Wien (universität) - Seit einigen Jahren werden Metallverbindungen erfolgreich als Chemotherapeutika zur
Bekämpfung bestimmter Krebsarten eingesetzt – am häufigsten Platinverbindungen. Bei der Suche nach neuen,
wirksameren Antitumormitteln steht oft das fehlende Verständnis der zugrundeliegenden molekularen Mechanismen
in diesen Metallverbindungen im Wege. Ein internationales Forschungsteam um Leticia González von der Universität
Wien hat nun ein Verfahren entwickelt um die Wechselwirkung von Metallverbindungen mit dem zellulären Erbgut
zu beobachten.
Im Kampf gegen Krebs werden jedes Jahr tausende von chemischen Verbindungen entwickelt und auf ihre potenzielle
Wirksamkeit gegen Tumore untersucht. Findet man eine solche Wirksamkeit, dauert es meistens jedoch viele Jahre,
bis ein neuer Wirkstoff als tatsächliches Medikament zugelassen wird und bei PatientInnen eingesetzt werden
kann. Der Prozess der Zulassung dauert unter anderem deswegen so lange, weil es in der Regel sehr schwierig ist,
den Weg eines Wirkstoffs innerhalb der menschlichen Zellen zu verfolgen. Infolgedessen lassen sich mögliche
Nebenwirkungen nur schwer vorhersagen und müssen durch aufwändige Experimente erforscht werden.

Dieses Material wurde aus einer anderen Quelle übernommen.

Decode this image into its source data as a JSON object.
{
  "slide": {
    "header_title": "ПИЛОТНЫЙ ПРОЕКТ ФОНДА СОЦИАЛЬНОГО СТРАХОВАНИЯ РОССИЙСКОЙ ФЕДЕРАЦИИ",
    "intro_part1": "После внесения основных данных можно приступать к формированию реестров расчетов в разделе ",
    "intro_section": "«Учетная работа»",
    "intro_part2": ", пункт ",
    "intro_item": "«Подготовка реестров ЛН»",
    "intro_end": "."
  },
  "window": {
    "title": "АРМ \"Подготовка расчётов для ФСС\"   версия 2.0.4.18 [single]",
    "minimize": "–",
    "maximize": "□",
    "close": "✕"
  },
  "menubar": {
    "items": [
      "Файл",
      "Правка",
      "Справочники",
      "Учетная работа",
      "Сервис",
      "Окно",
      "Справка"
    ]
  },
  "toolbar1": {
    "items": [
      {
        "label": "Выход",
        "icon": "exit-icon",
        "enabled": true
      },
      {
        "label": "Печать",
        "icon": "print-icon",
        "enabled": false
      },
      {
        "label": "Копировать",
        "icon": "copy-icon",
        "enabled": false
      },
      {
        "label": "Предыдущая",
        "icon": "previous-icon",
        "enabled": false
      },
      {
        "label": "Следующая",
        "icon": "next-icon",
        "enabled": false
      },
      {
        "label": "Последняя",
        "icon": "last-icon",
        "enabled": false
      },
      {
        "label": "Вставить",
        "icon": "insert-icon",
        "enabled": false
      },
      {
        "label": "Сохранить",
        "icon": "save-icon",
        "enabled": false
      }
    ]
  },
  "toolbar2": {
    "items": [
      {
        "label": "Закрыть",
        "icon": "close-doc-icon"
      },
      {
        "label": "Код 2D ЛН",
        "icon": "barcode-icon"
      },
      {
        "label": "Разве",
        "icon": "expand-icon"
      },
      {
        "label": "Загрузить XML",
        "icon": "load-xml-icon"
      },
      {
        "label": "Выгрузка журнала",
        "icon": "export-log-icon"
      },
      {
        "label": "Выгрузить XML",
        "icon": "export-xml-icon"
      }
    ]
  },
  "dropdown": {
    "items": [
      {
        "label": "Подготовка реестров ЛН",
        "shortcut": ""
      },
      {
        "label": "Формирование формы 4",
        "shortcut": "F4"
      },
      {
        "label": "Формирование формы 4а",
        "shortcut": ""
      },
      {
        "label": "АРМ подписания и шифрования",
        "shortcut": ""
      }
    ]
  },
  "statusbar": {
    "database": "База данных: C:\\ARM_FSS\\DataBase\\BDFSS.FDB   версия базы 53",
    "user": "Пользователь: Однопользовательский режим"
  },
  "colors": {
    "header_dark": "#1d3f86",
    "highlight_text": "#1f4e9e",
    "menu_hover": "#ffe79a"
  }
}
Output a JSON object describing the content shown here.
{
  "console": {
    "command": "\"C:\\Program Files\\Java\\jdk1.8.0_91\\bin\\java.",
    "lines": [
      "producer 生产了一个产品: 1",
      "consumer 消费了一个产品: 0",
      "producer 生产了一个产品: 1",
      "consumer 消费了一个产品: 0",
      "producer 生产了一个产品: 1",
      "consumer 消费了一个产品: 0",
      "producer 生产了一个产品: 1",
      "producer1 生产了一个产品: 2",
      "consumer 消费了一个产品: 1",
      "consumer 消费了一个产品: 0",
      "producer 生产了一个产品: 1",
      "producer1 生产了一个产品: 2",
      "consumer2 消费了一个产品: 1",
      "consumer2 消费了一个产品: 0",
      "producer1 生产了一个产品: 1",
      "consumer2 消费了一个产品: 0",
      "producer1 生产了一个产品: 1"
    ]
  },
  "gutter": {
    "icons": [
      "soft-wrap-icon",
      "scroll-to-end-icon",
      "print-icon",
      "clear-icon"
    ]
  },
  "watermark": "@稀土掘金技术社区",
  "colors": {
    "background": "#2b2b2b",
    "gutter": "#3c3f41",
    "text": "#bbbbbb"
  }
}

Die Arbeitsgruppe von Leticia González von der Fakultät für Chemie der Universität Wien hat
nun, in Zusammenarbeit mit der Forschungsgruppe von Jacinto Sá von der Universität Uppsala sowie weiteren
internationalen Partnern, ein Protokoll entwickelt, mit dem sich die Wechselwirkung metallhaltiger Medikamente
mit Biomolekülen innerhalb eines Organismus mit hoher Genauigkeit verfolgen lässt. "In einem ersten
Schritt haben wir mit Hilfe speziell erzeugter Röntgenstrahlen jenen Ort bestimmt, an dem das Medikament innerhalb
der Zelle andockt", erklärt González. In einem zweiten Schritt haben die ForscherInnen mittels
aufwändiger Computersimulationen, welche teilweise am Supercomputer "Vienna Scientific Cluster"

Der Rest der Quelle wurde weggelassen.